Haryana’s incumbent Chief Minister Manohar Lal Khattar has courted a fresh controversy after he used mari hui chuhiya (dead mouse) jibe for the interim Congress President Sonia Gandhi. Speaking at an event, Khattar criticised the Congress for promoting dynasty politics after Rahul Gandhi quit as the president of the party in the wake of a humiliating defeat in this year’s Lok Sabha polls.
He said, “First it was Pappu Chaudhary, who said he didn’t want to remain the president of the party after losing the Lok Sabha elections. Rahul baba quit the president’s post and said, ‘bring in a new president.’ Who would be his successor? Someone from outside the Gandhi family? I said ‘he’s making sense.’ Moving away from the dynasty is a good thing. We should appreciate good things even about our rivals, shouldn’t we?”
Khattar continued, “But, they (Congress leaders) began to roam around the country in search of Rahul Gandhi’s successor. They spent three months just searching for the new president. And after three months, who became (the president)? Sonia Gandhi. Once again the same Gandhi family.”
He concluded by using the ‘dead mouse’ jibe for Sonia Gandhi as he said, “Khoda pahad, nikli chuhiya. Woh bhi mari hui. (We dug up the mountain only to discover a mouse. That too a dead mouse.”

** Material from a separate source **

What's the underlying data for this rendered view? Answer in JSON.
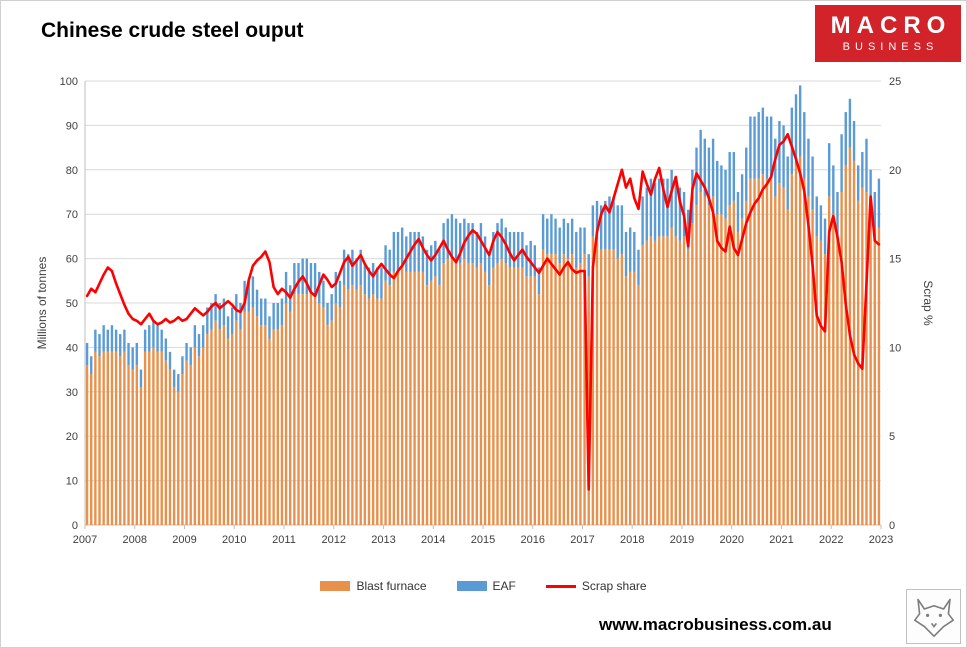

— Aadesh Rawal (@AadeshRawal) October 13, 2019
Reacting to Khattar’s comments, the Congress tweeted in Hindi, “Not only are the comments made by the BJP’s Chief Minister cheap and objectionable, it also shows the anti-women character of the BJP. We condemn Chief Minister ML Khattar’s remark and demand an immediate apology from him.”
This is not the first time Khattar has courted controversy for his anti-women remarks. Reacting to the central government’s decision to abrogate Article 370 on Jammu and Kashmir, Khattar had joked stating that the ‘route to Kashmir is cleared and now we will bring girls from Kashmir.’
He was forced to issue a clarification after facing widespread condemnation.
Haryana goes to polls on 21 October with the counting scheduled for 24 October.